Saudi Arabia, Egypt, the United Arab Emirates and Bahrain cut ties with Qatar on June 5 over allegations the country funds “terrorism” and is too close to Iran – allegations Qatar has repeatedly denied.

The Saudi-led group offered to end the blockade last month in return for Qatar’s compliance on 13 points, including to shut down the Al Jazeera Media Network, to scale back ties with Iran and to close a Turkish military base.

Qatar has rejected the demands as an attempt to limit its sovereignty, while human rights agencies have accused the Saudi-led group of attempting to curtail press freedom in the region.

Twitter users, many of them displaying Qatari flags in their user profiles, responded to allegations of sorcery and witchcraft with humour. 

Several Twitter users suggested it was time for Doha to open its own branch of the famed Hogwarts School of Witchcraft and Wizardry from JK Rowling’s Harry Potter book series.

Others posted pictures and GIFs of the character Albus Dumbledore, head of JK Rowling’s Hogwarts school, showing evident exasperation. 

One Twitter user posted a GIF of the character “Jafar” from the children’s movie Aladdin, implying evil Qatari genies had been enraged over the accusations.

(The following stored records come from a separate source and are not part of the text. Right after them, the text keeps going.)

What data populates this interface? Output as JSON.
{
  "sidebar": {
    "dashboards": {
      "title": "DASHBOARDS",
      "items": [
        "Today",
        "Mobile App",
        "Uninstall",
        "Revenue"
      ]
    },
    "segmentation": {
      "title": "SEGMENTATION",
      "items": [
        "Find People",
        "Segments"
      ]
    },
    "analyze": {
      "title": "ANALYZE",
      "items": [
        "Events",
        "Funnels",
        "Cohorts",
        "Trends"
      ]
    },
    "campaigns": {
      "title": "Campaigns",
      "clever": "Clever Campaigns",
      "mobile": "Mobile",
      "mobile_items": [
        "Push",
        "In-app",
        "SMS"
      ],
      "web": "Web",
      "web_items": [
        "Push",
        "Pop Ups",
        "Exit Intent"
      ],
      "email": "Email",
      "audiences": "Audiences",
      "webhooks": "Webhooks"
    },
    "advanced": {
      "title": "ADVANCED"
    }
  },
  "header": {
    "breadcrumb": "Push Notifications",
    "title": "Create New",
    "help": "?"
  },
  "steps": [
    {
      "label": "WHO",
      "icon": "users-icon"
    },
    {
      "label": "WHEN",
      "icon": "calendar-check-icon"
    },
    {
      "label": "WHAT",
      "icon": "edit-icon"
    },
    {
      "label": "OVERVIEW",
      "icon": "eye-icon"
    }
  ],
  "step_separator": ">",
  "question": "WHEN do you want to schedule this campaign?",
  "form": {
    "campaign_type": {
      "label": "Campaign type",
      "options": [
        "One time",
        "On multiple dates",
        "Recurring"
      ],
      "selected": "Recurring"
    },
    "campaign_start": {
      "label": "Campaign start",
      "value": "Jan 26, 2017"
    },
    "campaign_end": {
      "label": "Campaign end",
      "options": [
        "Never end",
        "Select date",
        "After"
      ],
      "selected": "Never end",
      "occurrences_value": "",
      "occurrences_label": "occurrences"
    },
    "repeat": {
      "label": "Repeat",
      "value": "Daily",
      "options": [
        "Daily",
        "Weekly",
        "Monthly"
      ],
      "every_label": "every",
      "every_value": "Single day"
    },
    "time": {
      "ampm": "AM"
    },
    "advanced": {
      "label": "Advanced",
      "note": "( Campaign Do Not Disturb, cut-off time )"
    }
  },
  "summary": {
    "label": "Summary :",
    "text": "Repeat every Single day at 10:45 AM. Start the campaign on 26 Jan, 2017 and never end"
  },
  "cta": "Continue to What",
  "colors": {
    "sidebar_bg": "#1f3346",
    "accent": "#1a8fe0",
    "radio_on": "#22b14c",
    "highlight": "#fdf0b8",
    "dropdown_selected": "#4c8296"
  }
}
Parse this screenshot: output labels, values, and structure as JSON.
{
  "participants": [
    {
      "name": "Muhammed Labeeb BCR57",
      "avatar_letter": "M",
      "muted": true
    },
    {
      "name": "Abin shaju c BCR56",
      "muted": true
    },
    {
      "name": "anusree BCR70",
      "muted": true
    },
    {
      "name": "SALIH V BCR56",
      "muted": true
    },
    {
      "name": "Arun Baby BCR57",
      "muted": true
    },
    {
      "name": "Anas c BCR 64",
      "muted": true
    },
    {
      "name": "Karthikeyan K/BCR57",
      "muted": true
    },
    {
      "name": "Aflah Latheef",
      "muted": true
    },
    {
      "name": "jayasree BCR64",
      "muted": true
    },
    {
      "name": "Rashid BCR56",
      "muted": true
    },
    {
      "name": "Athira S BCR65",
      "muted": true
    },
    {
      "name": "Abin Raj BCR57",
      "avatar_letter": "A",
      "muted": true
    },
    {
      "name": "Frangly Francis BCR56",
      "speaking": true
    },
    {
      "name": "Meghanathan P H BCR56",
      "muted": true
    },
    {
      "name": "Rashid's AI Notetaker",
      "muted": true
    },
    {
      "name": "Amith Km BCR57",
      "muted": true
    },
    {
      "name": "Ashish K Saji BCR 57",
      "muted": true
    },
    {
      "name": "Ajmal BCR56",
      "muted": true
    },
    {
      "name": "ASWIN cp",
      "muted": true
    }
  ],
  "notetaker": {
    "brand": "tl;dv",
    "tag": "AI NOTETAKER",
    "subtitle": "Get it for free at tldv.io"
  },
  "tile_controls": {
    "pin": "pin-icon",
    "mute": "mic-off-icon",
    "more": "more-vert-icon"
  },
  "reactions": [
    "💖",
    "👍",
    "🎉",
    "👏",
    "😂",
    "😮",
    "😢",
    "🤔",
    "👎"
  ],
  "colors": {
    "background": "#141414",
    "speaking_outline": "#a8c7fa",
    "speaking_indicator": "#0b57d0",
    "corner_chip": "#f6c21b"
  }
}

Nour al-Mohanadi posted a GIF of a line of ghosts merrily punching in for a day at work, writing: “Just another day at work in Qatar.” 

Others posted videos and photos of witches hiding.

Amr al-Nasser posted a photo from the popular American cartoon The Simpsons, poking fun at a strange group photo taken with a mysterious glowing orb during US President Donald Trump’s visit to Saudi Arabia in May.